Force Fields in Molecular Dynamics

 

Molecular Mechanics (MM) is a computational method that uses a potential energy equation to retrieve the model of a given molecular system. The equation is a sum of terms that calculates the energy based on bond stretching, angle bending, dihedral angles, Van der Waals forces, and Coulombic interactions.

  $$ E_{MM}(R)=E_{str}+E_{bend}+E_{tors}+E_{cross}+E_{el}+E_{vdW} $$  

We already saw that the terms contained in this equation can be divided in two distinct groups bonding terms, and non-bonding terms, which have already been elucidated in other articles.

In this article, we will focus on the concept of force field.

 

 

Each term contained in the above equation for $E_{MM}(R)$ can be expressed by different mathematical expressions or functional forms. For instance, considering the bonding energy term $E_{str}$, we may express it as follows:

 

$$ E_{str} = \sum_{i}\frac{k_i}{2}(l_i - l_{i,0})^2 $$

 

This equation contains two parameters ($k_i$, $l_{i,0}$) that we can select, while $l_i$ is the variable of the equation, and it is allowed to change. If this is not clear I strongly suggest you read this article before proceeding.

The functional form used to express the different contributions in the Molecular Mechanics potential energy equation, as well as the parameters contained in it, define the so-called Force field (FF).

The parameters of each contribution can be derived both experimentally and in-silico. The ultimate goal is to develop parameters that are able to reproduce experimental data.

The development of parameters for all the different atoms in a molecule can be a huge computational task and, in most cases, is something we can not afford.

To overcome this problem we may decide to use the available parameters to describe different systems. Indeed, one of the main features of MM is that, within a specific FF, the parameters are assumed to be transferable. This practice is possible because the same functional group can be found in distinct molecules and its behavior is approximated to be substantially the same in different environments.

In summary, the force field mainly consists of three components:

  • A list of atom types
  • A set of empirical energy functions (functional forms)
  • A collection of parameters able to fit the experimental data.

This is the main idea behind force fields. An example may help us to make it more intuitive.

Example

Let’s consider the $C=C$ double bond.

We know that a $C$ atom involved in this specific bond has a similar equilibrium bond length in a countless number of molecules. So we may define an atom type $C_{sp^2}$, add it to our force field, and then use it to describe the same atom type in different systems. In this way, we don’t have to compute the parameters for each $C_{sp^2}$.

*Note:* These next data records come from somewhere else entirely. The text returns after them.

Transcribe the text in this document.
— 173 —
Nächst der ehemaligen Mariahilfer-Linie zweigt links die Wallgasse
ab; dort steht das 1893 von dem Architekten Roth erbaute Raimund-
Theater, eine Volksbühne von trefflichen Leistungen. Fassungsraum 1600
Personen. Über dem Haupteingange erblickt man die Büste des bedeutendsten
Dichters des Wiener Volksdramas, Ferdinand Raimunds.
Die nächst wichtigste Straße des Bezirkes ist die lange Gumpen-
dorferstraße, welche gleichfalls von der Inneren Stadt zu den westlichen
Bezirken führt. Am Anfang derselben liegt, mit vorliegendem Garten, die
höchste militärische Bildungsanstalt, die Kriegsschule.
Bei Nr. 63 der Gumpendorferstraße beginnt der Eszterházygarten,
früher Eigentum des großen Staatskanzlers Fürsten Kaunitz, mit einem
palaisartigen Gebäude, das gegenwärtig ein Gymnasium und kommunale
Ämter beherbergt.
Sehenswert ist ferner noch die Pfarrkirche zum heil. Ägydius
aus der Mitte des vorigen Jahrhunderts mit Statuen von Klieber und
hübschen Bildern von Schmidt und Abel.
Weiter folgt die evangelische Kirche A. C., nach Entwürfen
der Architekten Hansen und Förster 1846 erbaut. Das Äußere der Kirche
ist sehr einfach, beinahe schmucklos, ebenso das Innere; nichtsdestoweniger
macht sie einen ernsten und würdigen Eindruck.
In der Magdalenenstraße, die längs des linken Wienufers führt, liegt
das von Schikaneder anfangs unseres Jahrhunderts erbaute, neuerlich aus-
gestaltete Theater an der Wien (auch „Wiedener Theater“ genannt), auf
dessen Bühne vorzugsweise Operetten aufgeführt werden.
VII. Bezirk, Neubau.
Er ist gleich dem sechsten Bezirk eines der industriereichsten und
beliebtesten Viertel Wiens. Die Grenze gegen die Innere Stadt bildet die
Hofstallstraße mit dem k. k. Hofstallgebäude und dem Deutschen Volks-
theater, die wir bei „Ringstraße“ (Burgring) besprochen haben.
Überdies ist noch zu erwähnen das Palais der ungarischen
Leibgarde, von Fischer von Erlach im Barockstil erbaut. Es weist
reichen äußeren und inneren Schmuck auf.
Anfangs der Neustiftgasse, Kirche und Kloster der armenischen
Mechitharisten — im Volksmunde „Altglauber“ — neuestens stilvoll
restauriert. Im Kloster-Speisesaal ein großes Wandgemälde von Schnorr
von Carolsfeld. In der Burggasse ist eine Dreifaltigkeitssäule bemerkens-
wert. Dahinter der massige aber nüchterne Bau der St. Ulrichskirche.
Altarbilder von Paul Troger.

The force field is built up by adding more atom types and every possible interaction among them. So we can add other atom types of interest such as $C$, $H$, $Br$, and every bond between them $C_{sp^3}-H$, $C_{sp^2}-Br$, and so on. If a given functional group behaves differently in certain configurations, such as the $C=C$ bond in aromatic rings, we just need to create an additional atom type for the specific case.

 

 

It is fundamental to underline that the force field is not unique and none of the available ones can be considered “correct”. They are purely evaluated based on their performance.

Some FFs may provide accurate results for a class of systems, while results could be extremely poor for other systems.

We need to choose the FF that is more suitable for our problem. As usual, the ultimate goal in computational chemistry is to find the right compromise between accuracy and computational cost.

In large systems composed of several atoms, we have to simplify the $E_{MM}$ expression by choosing basic functional forms containing few parameters. In such cases, we may decide to avoid using cross terms, to use the simple harmonic approximation to model $E_{str}$ and $E_{bend}$, and to use the Lennard-Jones potential for the $E_{vdW}$ contribution.

On the contrary, when the system is small enough we may choose to use more complex force fields including cross terms and non-basic functional forms.

Nowadays, we generally have the possibility to use force fields that are specific for a given class of molecules. For example, some force fields are specifically designed for proteins, considering the atom types of different amino acids, and reducing the number of parameters allowing the treatment of large systems.

 

 

As you may know, many FFs are currently available. This comes extremely useful to beginners that are approaching the world of computational chemistry for the first time. Mainly because they don’t have the urgency to develop their own FF, since the already existing ones work fine for the majority of the cases.

Despite this, when choosing a FF it is crucial to understand its capabilities and its limitations, to make sure that we made the right decision.

Here you can find a list of the most common Molecular Mechanics FF that you may come across during your journey in computational chemistry:

  • AMBER (Assisted Model Building and Energy Refinement)
  • CHARMM (Chemistry at Harvard Macromolecular Mechanics)
  • GROMOS (GROningen MOlecular Simulation)
  • OPLS (Optimized Potentials for Liquid Simulations)

You should go through the scientific literature to decide which one is the most suitable to your specific case.